A Revista Presença, editada pela fundação cultural do Piauí, que circulou em 1974 e 1975 apresentava relatórios do departamento de assuntos culturais[7]. Pude mapear a partir dessas publicações alguns shows de música autoral que ocorreram no período dos anos 1970-1985. Para reconstruir o cenário local e interpretar a construção da música piauiense, ao mesmo tempo em que se problematiza o caráter popular da mesma, é necessário aprofundar as descrições a cerca dos processos que envolvem o contexto em que o movimento musical se compõe. Estas análises são úteis para compreender a circulação da música popular nos anos 1970-1985, as relações e/ou divergências em torno das concepções de autenticidade e regional no universo das canções piauienses.

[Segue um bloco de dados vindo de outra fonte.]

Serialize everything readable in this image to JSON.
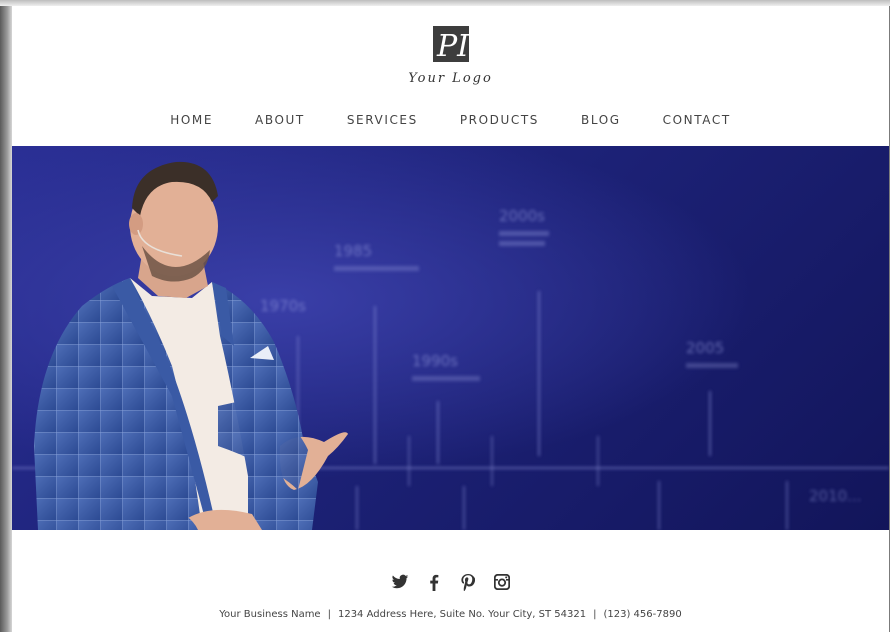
{
  "brand": {
    "logo_text": "Your Logo",
    "logo_mark_letters": "PI",
    "color": "#3d3d3d"
  },
  "nav": {
    "items": [
      {
        "label": "HOME"
      },
      {
        "label": "ABOUT"
      },
      {
        "label": "SERVICES"
      },
      {
        "label": "PRODUCTS"
      },
      {
        "label": "BLOG"
      },
      {
        "label": "CONTACT"
      }
    ]
  },
  "hero": {
    "background_color": "#1d2278",
    "timeline_labels": [
      {
        "year": "2000s"
      },
      {
        "year": "1985"
      },
      {
        "year": "1970s"
      },
      {
        "year": "1990s"
      },
      {
        "year": "2005"
      },
      {
        "year": "2010..."
      }
    ]
  },
  "social": {
    "icons": [
      "twitter-icon",
      "facebook-icon",
      "pinterest-icon",
      "instagram-icon"
    ]
  },
  "footer": {
    "business_name": "Your Business Name",
    "address": "1234 Address Here, Suite No. Your City, ST 54321",
    "phone": "(123) 456-7890",
    "separator": "|"
  }
}
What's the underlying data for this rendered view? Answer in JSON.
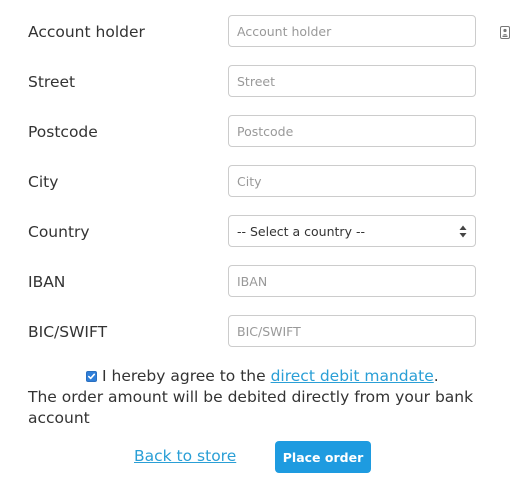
{
  "form": {
    "fields": [
      {
        "label": "Account holder",
        "placeholder": "Account holder",
        "value": ""
      },
      {
        "label": "Street",
        "placeholder": "Street",
        "value": ""
      },
      {
        "label": "Postcode",
        "placeholder": "Postcode",
        "value": ""
      },
      {
        "label": "City",
        "placeholder": "City",
        "value": ""
      },
      {
        "label": "Country",
        "selected": "-- Select a country --"
      },
      {
        "label": "IBAN",
        "placeholder": "IBAN",
        "value": ""
      },
      {
        "label": "BIC/SWIFT",
        "placeholder": "BIC/SWIFT",
        "value": ""
      }
    ],
    "contact_icon": "contact-card-icon",
    "select_icon": "select-arrows-icon"
  },
  "agreement": {
    "checked": true,
    "prefix": "I hereby agree to the ",
    "link_text": "direct debit mandate",
    "suffix": ".",
    "note": "The order amount will be debited directly from your bank account"
  },
  "actions": {
    "back_label": "Back to store",
    "place_order_label": "Place order"
  },
  "colors": {
    "link": "#2a9fd6",
    "button": "#1e9be0",
    "checkbox": "#2f7fd9"
  }
}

A música popular piauiense apresenta em sua construção distinções internas referentes aos gêneros e estilos de sua composição. Porém, o sentido principal de sua criação demonstra a vontade de refletir sobre as mudanças sociais em curso na época e ao mesmo tempo de atualizar as práticas musicais locais atribuindo-as identidades que mesclam em suas sonoridades aspectos tidos como modernos e tradicionais. No entanto, estudar a música de um determinado local requer observar os dados percebendo a situação cultural específica, a época em que se desenvolve e como a música se insere nas redes de relações dos indivíduos na região observada. Nesse sentido, a escrita deste capítulo enfoca a conjuntura cultural teresinense e como esta se reflete nas concepções a respeito da composição da música popular piauiense, apresento alguns espaços onde ocorriam as performances de alguns compositores e intérpretes que vivenciaram a década, os sujeitos entrevistados, o material documental coletado nos acervos públicos e pessoais desses músicos.
A conjuntura política vivida nos anos 1970-1974 era de insatisfação popular quanto à política econômica de diminuição salarial e redução do poder de compra para muitos trabalhadores, o que fez diminuir o faturamento de muitas empresas. Márcia Tosta Dias (2000) ressalta que no ramo musical, a produção de discos organizada em uma linha de montagem já era realidade no Brasil. No entanto, em Teresina, a produção material e a produçao artística-musical era feita em geral por setores do eixo Rio-São Paulo pois a cidade não dispunha de aparato tecnológico para gravação das composições musicais dos artistas locais. A partir dos anos 1970 com a criação de campus universitário, da inserção da tv, hábitos se modificavam e implicam características específicas na composição da música feita em Teresina. As transformações culturais, econômicas, sociais, levaram a uma reavaliação das normas e padrões culturais por parte de muitos dos compositores e intérpretes da música popular piauiense.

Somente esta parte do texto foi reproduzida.